Un Bébé d'or pur
Margaret Drabble

traduit de l'anglais par Christine Laferrière
Le Livre de Poche
février 2014
432 p.  7,30 €
 
 
 
 La rédaction l'a lu

Un amour d’or pur

Sœur cadette de l’immense A. S. Byatt, proche amie de Salman Rushdie et de feu Doris Lessing, Dame Margaret Drabble  est une grande romancière britannique étonnamment méconnue en France. En 2009, à l’approche de ses 70 ans, elle avait pris la décision d’arrêter d’écrire. Elle n’en a rien fait, son dix-huitième et dernier roman est une réussite éclatante sur un sujet pourtant bien délicat à traiter : le handicap mental.

 Dans le swinging London des années 60, Jessica Speigh est une brillante anthropologue.
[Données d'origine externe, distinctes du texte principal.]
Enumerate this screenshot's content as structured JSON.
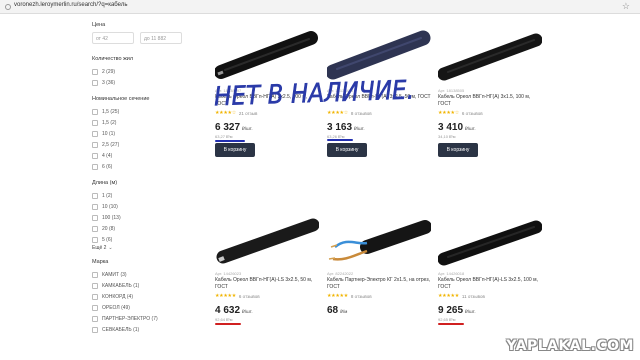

Elle tombe amoureuse et enceinte d’un homme marié qui la quittera sans reconnaître l’enfant. Jess va élever seule sa fille Anna, dans le quartier de Blackstoke Road, épaulée par une communauté d’amis, d’amants de l’intelligentsia bohème. Du soutien, elle va en avoir plus que besoin, car Anna  qui « rayonne d’une joie innée » souffre d’un lourd retard cognitif. Elle fait partie de cette catégorie d’enfants que la société à court de mots justes qualifie communément de simples d’esprit, de déficients. Margaret Drabble va trouver pour son héroïne une magnifique appellation, un vers emprunté à Dame Lazare, poème de Sylvia Plath : « Bébé d’or pur ».

Histoire d’amour de toute une vie entre une mère et sa fille, « prunelle de ses yeux autant qu’une épine dans son cœur », ce roman est celui de la fidélité absolue à une vocation maternelle hors norme. Parce qu’elle est anglaise, dotée d’un esprit vif et sec tout autant qu’ironique et plein d’humour, Margaret Drabble traite du handicap en laissant de côté le politiquement correct. La narratrice Eléanore, meilleure amie et soutien de cette mère courage, interpelle le lecteur et le prévient tout de suite : « inutile pour vous de trop plaindre Jess ». Sur près de 400 pages, on va suivre sans vouloir interrompre notre lecture, cette vie haute en couleurs et en douleurs, tout en abordant frontalement les questions les plus inquiétantes et parfois les moins avouables sur le handicap. La plus cruelle étant la crainte des parents que leur enfant ne leur survive de peur qu’il n’ait plus de garantie de sécurité.

Rester mordant tout autant que respectueux sur ce sujet si sensible des enfants « jamais grands » est la grande prouesse de ce livre qui à aucun moment ne bascule dans les formules toutes faites de la psychologie populaire à deux sous. Ce texte, très référencé, offre une compréhension plus fine du parcours de ceux qui vivent à la source bien mystérieuse du handicap, où l’on oscille perpétuellement entre joie et désespoir sans possibilité de nouveau départ. Un très beau roman de haute tenue littéraire et humainement nécessaire.